I think Alan meant real, sincere consent and not coerced one, which i could easily see happening in a relationship with power disparity, like, stereotypically, wife "accepting" mistresses on the side in case of affluent man, or something like that.
But it gets tricky, what's coerced and what's putting up with situation you're not really happy about, but you are torn, not wanting your relationship with paramour let go?
And if there was 'ill-wishes' on behalf of metamours, i would definitely call it "polyamorous relationships with problems". Yes, still poly.
Anyway, defining polyamory sharply is exceedingly difficult, IMO.
Poly is hard, but I'm not sure I'd say it is THAT hard.
One of the things implied in this post seems to be that someone has to be either a saint or very close to it in order to be poly.
A small minority can do it, you have to wish your SO's partners well, etc.
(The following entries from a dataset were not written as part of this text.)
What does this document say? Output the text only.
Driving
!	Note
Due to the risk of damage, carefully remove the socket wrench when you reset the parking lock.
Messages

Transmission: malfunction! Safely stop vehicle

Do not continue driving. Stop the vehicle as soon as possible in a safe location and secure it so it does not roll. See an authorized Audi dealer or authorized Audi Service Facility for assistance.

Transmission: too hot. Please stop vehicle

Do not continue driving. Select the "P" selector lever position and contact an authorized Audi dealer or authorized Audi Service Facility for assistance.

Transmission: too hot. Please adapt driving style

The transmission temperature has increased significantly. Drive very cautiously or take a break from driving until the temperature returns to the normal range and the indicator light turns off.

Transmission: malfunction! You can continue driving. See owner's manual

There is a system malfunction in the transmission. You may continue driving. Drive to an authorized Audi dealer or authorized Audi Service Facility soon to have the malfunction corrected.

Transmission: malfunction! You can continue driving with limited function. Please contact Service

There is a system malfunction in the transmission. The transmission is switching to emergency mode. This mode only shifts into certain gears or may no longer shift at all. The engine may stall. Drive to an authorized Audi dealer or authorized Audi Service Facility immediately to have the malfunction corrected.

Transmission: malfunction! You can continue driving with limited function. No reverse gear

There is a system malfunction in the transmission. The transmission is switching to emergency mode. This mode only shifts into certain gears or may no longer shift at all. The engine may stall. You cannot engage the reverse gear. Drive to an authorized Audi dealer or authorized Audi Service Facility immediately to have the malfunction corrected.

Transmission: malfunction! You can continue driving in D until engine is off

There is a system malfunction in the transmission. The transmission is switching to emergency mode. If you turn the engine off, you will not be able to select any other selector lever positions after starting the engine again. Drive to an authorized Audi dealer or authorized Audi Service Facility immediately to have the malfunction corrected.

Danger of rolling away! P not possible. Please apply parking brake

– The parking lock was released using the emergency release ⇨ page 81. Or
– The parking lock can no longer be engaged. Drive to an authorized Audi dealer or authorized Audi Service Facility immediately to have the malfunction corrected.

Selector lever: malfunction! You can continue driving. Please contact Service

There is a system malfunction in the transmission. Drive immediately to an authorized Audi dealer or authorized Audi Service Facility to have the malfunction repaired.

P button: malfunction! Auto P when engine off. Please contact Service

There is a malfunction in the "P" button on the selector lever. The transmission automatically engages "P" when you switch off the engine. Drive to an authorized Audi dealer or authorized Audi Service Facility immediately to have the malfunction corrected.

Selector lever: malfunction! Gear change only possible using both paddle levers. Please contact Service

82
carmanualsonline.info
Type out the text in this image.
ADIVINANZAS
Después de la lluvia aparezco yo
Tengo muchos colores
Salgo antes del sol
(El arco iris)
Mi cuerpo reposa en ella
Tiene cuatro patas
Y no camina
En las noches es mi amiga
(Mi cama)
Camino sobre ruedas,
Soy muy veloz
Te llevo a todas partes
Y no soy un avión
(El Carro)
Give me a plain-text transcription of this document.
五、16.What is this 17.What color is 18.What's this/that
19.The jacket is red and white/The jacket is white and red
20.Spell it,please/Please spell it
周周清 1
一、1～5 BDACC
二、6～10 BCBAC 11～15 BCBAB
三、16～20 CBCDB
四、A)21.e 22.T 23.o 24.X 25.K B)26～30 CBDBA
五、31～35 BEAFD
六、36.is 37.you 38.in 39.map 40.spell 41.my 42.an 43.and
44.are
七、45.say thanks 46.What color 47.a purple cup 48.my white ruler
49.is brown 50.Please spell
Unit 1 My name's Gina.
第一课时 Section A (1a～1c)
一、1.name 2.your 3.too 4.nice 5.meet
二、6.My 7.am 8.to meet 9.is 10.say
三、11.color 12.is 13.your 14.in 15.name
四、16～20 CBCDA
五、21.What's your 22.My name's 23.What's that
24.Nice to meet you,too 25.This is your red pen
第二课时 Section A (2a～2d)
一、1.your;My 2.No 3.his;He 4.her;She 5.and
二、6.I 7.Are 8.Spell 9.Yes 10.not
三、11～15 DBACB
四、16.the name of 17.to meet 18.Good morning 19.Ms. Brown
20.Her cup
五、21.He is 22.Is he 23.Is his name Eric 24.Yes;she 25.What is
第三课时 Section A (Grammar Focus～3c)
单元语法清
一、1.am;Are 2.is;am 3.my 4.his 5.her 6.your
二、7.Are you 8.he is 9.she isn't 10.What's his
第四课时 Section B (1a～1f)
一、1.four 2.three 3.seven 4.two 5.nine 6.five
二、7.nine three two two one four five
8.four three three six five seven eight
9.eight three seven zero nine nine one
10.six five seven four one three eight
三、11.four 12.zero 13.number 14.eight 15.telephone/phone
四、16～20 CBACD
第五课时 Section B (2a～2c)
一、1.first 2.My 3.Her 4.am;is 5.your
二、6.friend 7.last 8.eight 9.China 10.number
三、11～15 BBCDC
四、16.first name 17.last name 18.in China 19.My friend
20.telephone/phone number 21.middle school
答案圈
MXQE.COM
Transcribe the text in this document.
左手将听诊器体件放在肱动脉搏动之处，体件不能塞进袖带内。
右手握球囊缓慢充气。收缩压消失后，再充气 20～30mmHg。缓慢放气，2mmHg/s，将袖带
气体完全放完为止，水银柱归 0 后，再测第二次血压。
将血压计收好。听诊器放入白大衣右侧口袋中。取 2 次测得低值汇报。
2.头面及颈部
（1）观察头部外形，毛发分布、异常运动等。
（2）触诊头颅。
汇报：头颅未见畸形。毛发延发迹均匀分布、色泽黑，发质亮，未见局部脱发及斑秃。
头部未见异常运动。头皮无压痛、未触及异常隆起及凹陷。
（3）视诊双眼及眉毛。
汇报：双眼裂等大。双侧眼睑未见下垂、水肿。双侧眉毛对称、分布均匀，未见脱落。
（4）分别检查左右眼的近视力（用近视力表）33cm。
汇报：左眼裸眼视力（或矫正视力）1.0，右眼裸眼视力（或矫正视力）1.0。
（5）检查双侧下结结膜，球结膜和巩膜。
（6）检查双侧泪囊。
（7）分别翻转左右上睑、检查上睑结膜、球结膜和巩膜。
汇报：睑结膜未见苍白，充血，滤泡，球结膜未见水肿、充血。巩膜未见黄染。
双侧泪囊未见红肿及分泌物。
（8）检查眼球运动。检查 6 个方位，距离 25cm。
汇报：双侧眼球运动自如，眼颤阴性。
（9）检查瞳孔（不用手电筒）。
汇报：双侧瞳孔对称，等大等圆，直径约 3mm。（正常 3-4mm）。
I think that if you are looking at the paragons of poly, the ones that are drowning in compersion and can spend 12 hours processing without a problem, then yes, it is hard.
But if it is just your SO dating another guy and everyone is ok with it, it isn't that big of a deal and it isn't that difficult.
I do have to say, while I wasn't around for the 70's revolution, I have friends who were and I understand your position.
However, to be honest, I don't like that we should have to be poster children for poly. I don't feel like it did anything good for the gay movement and I don't know that it will do the poly movement any good either. I don't feel like I should have to be obligated to be available for Q&A - what I do isn't what everyone does. I don't feel like my relationship model is always perfect. When I started out in poly, I was the only one in my circle who was and I felt like I had to be perfect all the time so people wouldn't blame our problems on poly. And frankly, it sucked and it didn't help my relationships.
Now I just have my relationships. For me it's not a political thing, it's my life and while yes the personal is political, I prefer being able to flatly say, oh guess what, half of mono marriages end in divorce and apparently that system keeps on keeping on. And just . . .live my life.
Rev. Jim Jones,
> Poly is hard, but I'm not
> sure I'd say it is THAT hard.
Well, I'd rather newbies think it's going to be awfully, terribly hard and then be pleasantly surprised if it goes easier, than for people to rush into it hastily and have it wreck their lives/ relationships/ marriages. And then blame people like me.
Maybe it's because I'm a veteran of the free-love and open-marriage movements of the 1960s and 1970s. I've seen too many people get starry-eyed about poly in theory and charge into it when it isn't right for them, and have train wrecks, and then turn conservative because of it. I don't want that on my karma.